Indeed, improved QR codes may be the future. Square, which sells point-of-sales and digital services to restaurants, saw the use of its QR codes including ordering capabilities jump 143% among its restaurant customers last year, and grown even more this year so far.
‘Bring back menus’
Bad reviews for QR codes are all over the internet. Last year, Slate ran a piece with the headline that demanded “Bring Back Menus!” Subhead: “I am sick of the QR codes.” Earlier this year, a Vice headline declared “F*** QR Codes.” followed by a plaintive “I just want to hold a menu again.”
We’re not talking about a vocal minority of haters here. A recent Technomic survey found that about 88% of respondents said they preferred paper menus to digital QR codes. About 66% of respondents agreed or strongly agreed that they didn’t like QR codes because they involve pulling out your phone as soon as you sit at the table. About 57% agreed that using QR codes felt like a chore, and 55% agreed that QR codes were hard to read and browse through.
Some restaurants, knowing that customers hate them, have brought back physical menus.
Darden Restaurants (DRI), which owns Olive Garden, Longhorn Steakhouse and other chains, used the codes early in the pandemic before transitioning to single-use menus and then back to regular ones because of customer preferences, a spokesperson said. BJ’s Restaurants (BJRI) brought back its restaurant menus fall of last year. “One of the things we’ve heard from our guests is they love having a physical menu,” said CEO Greg Levin during an October analyst call.
Jeremy Wladis, president of The Restaurant Group, which operates eight restaurants in North Carolina, Washington, D.C., and New York, has also switched back to tangible menus. Early in the pandemic, Wladis set up QR codes at his sit-down restaurants in New York City. But he ultimately ditched them.
With a physical menu,”I think people see more stuff and very likely order more food, and have a better experience,” Wladis said. Plus, he prefers a real menu himself. “I like to see a whole menu,” he said. “I’m old fashioned.”
That’s not to say that there weren’t advantages to the QR code.”It is easier, because you make a menu change and change it in the computer, and then [it’s] done,” he said. BJ’S Levin said in October, “I think we were all really excited in this business to get to HTML menus because everybody’s thinking we’re going to eliminate printing costs.”
Beyond digital menus
QR codes may be a welcome relief to restaurant operators navigating a difficult environment, where ingredients are suddenly expensive or inaccessible, and the labor market is tight.

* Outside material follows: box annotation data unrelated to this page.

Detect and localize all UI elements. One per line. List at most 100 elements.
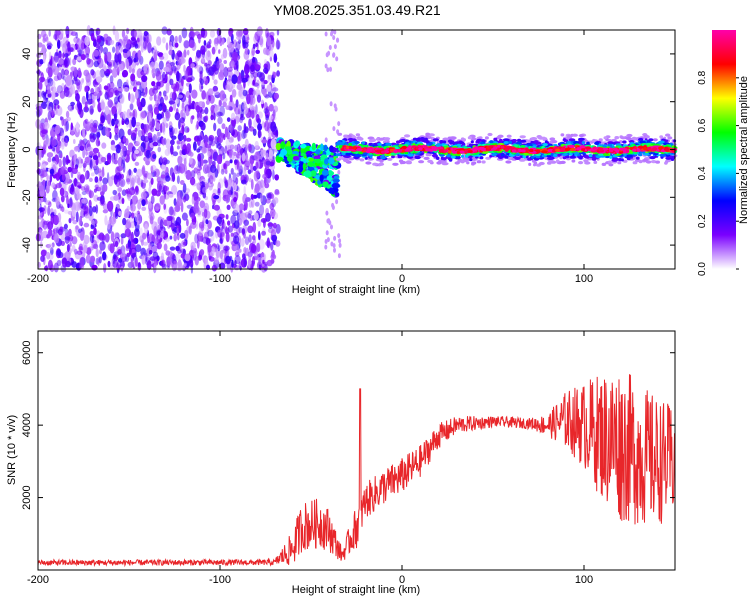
- heatmap-cell: [626, 154, 633, 158]
- heatmap-cell: [210, 164, 217, 173]
- heatmap-cell: [470, 140, 474, 144]
- heatmap-cell: [229, 255, 233, 262]
- heatmap-cell: [446, 154, 451, 158]
- heatmap-cell: [235, 31, 239, 37]
- heatmap-cell: [136, 68, 143, 79]
- heatmap-cell: [183, 40, 190, 49]
- heatmap-cell: [76, 38, 82, 49]
- heatmap-cell: [43, 220, 50, 226]
- heatmap-cell: [60, 240, 65, 246]
- heatmap-cell: [107, 260, 111, 268]
- heatmap-cell: [333, 29, 337, 35]
- heatmap-cell: [136, 220, 140, 226]
- heatmap-cell: [163, 137, 167, 145]
- heatmap-cell: [86, 247, 92, 256]
- heatmap-cell: [94, 84, 98, 94]
- heatmap-cell: [46, 76, 51, 83]
- heatmap-cell: [137, 130, 143, 138]
- heatmap-cell: [85, 254, 91, 264]
- heatmap-cell: [103, 47, 108, 55]
- heatmap-cell: [85, 149, 88, 156]
- heatmap-cell: [98, 83, 102, 93]
- heatmap-cell: [337, 121, 341, 127]
- heatmap-cell: [155, 70, 162, 82]
- heatmap-cell: [92, 155, 99, 161]
- heatmap-cell: [103, 183, 108, 192]
- heatmap-cell: [163, 203, 166, 210]
- heatmap-cell: [205, 256, 208, 266]
- heatmap-cell: [124, 228, 132, 238]
- heatmap-cell: [35, 103, 42, 109]
- heatmap-cell: [210, 231, 215, 242]
- heatmap-cell: [74, 250, 82, 260]
- heatmap-cell: [191, 31, 196, 37]
- heatmap-cell: [198, 221, 205, 229]
- heatmap-cell: [156, 113, 163, 120]
- heatmap-cell: [251, 106, 256, 111]
- heatmap-cell: [230, 186, 234, 196]
- heatmap-cell: [210, 104, 216, 114]
- heatmap-cell: [119, 178, 126, 188]
- heatmap-cell: [128, 243, 132, 249]
- heatmap-cell: [247, 77, 250, 87]
- heatmap-cell: [177, 259, 182, 267]
- heatmap-cell: [650, 160, 657, 164]
- heatmap-cell: [617, 161, 622, 165]
- heatmap-cell: [542, 143, 548, 147]
- heatmap-cell: [648, 138, 654, 142]
- heatmap-cell: [214, 37, 218, 43]
- heatmap-cell: [75, 158, 79, 168]
- heatmap-cell: [45, 36, 49, 43]
- heatmap-cell: [157, 234, 161, 240]
- heatmap-cell: [233, 203, 240, 213]
- heatmap-cell: [489, 140, 494, 144]
- heatmap-cell: [51, 182, 56, 188]
- heatmap-cell: [57, 212, 62, 223]
- heatmap-cell: [158, 60, 164, 70]
- heatmap-cell: [241, 179, 247, 185]
- heatmap-cell: [39, 203, 42, 214]
- heatmap-cell: [176, 195, 183, 207]
- heatmap-cell: [337, 169, 341, 175]
- heatmap-cell: [504, 155, 509, 159]
- heatmap-cell: [244, 236, 250, 245]
- heatmap-cell: [223, 60, 227, 64]
- heatmap-cell: [40, 197, 44, 203]
- heatmap-cell: [272, 222, 277, 229]
- heatmap-cell: [159, 219, 164, 230]
- heatmap-cell: [63, 223, 68, 230]
- heatmap-cell: [176, 232, 180, 241]
- heatmap-cell: [66, 244, 70, 252]
- heatmap-cell: [292, 160, 296, 164]
- heatmap-cell: [117, 45, 122, 54]
- heatmap-cell: [93, 227, 97, 236]
- heatmap-cell: [68, 104, 71, 111]
- heatmap-cell: [159, 55, 165, 60]
- heatmap-cell: [145, 125, 148, 136]
- heatmap-cell: [85, 71, 89, 78]
- heatmap-cell: [190, 221, 197, 229]
- heatmap-cell: [221, 123, 226, 130]
- heatmap-cell: [117, 264, 121, 269]
- heatmap-cell: [188, 83, 192, 94]
- heatmap-cell: [65, 75, 72, 86]
- heatmap-cell: [427, 159, 433, 163]
- heatmap-cell: [436, 161, 442, 165]
- heatmap-cell: [82, 133, 86, 139]
- heatmap-cell: [176, 175, 180, 184]
- heatmap-cell: [235, 41, 241, 51]
- heatmap-cell: [581, 141, 586, 145]
- heatmap-cell: [130, 203, 136, 212]
- heatmap-cell: [213, 79, 218, 85]
- heatmap-cell: [190, 76, 195, 81]
- heatmap-cell: [177, 249, 182, 254]
- heatmap-cell: [85, 185, 90, 195]
- heatmap-cell: [119, 93, 125, 105]
- heatmap-cell: [251, 46, 255, 56]
- heatmap-cell: [146, 172, 153, 180]
- heatmap-cell: [242, 128, 248, 139]
- heatmap-cell: [85, 171, 88, 181]
- heatmap-cell: [228, 125, 232, 131]
- heatmap-cell: [86, 98, 93, 105]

“When you’re updating a menu, even with a small degree of frequency, that can get expensive,” said Technomic’s Byrne. Costs increase when an operator is running a chain of restaurants.

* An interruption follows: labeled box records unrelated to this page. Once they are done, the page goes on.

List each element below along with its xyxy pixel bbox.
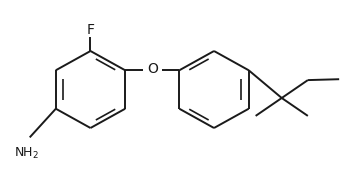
Text: O: O	[147, 62, 158, 76]
Text: F: F	[87, 23, 94, 37]
Text: NH$_2$: NH$_2$	[15, 146, 39, 161]
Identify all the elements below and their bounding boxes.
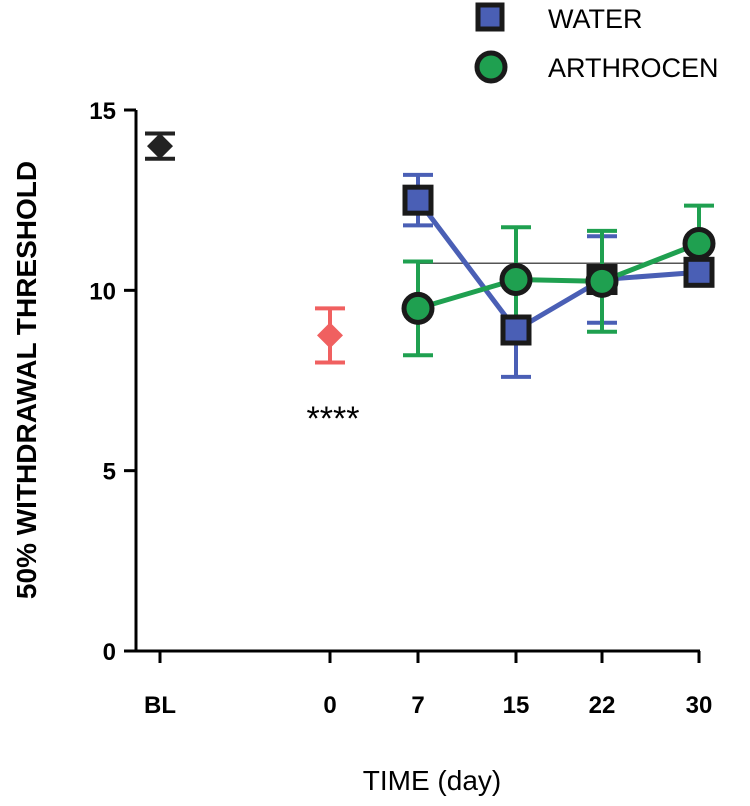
legend-label-water: WATER (548, 4, 643, 34)
x-axis-title: TIME (day) (363, 765, 501, 796)
series-layer (145, 131, 716, 379)
arthrocen-line (417, 241, 700, 311)
x-tick-label: 22 (589, 692, 616, 719)
x-tick-label: 7 (411, 692, 424, 719)
arthrocen-point (585, 264, 619, 298)
day0-point (317, 322, 343, 349)
water-line (416, 198, 700, 334)
water-point (683, 256, 715, 288)
y-tick-label: 10 (89, 278, 116, 305)
x-tick-label: BL (144, 692, 176, 719)
arthrocen-point (499, 263, 533, 297)
ticks-layer: 0 5 10 15 BL 0 7 15 22 30 (89, 98, 712, 719)
plot-area: 0 5 10 15 BL 0 7 15 22 30 (89, 98, 716, 719)
legend-label-arthrocen: ARTHROCEN (548, 53, 719, 83)
arthrocen-point (682, 226, 716, 260)
x-tick-label: 15 (503, 692, 530, 719)
x-tick-label: 30 (686, 692, 713, 719)
y-tick-label: 0 (103, 639, 116, 666)
arthrocen-point (401, 291, 435, 325)
legend-marker-square (475, 2, 505, 32)
y-tick-label: 15 (89, 98, 116, 125)
legend-item-water[interactable]: WATER (475, 2, 643, 34)
annotation-significance: **** (307, 400, 360, 438)
baseline-point (147, 133, 173, 160)
y-axis-title: 50% WITHDRAWAL THRESHOLD (11, 161, 42, 599)
y-tick-label: 5 (103, 459, 116, 486)
x-tick-label: 0 (323, 692, 336, 719)
water-point (500, 314, 532, 346)
water-point (402, 184, 434, 216)
legend[interactable]: WATER ARTHROCEN (474, 2, 719, 84)
legend-item-arthrocen[interactable]: ARTHROCEN (474, 50, 719, 84)
legend-marker-circle (474, 50, 508, 84)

And these days, maintaining a menu adds another level of complexity, noted Bryan Solar, general manager of Square for Restaurants.
QR codes let restaurants update pricing and availability quickly and without added costs, he said, if “over the weekend, the price of your avocado went up 50 cents.” Plus, with QR codes, hosts or servers don’t have to waste time handing out menus to customers. That may ease the burden on a restaurant that’s already short-staffed, as many are.
Still, Solar understands why many people don’t like digital menus.
“When people say they’d like to see the QR code die, or they want to see it go away, I agree with that sentiment for QR code 1.0,” he said, referring to codes that lead to static PDF menus or are otherwise hard to use.
But, he said, people might actually like digital menus if they’re more responsive and interactive, and can be used to order directly, add to their tabs or pay for their meals. “Those are much, much, much more enjoyable experiences than the zoom in, zoom out of a PDF.”
Waiting to pay for a check is “a much larger pain point for consumers,” than reading a menu, said Byrne, and one that can be solved using similar technology. “Let me pay when I’m ready to go. And everybody’s happy.”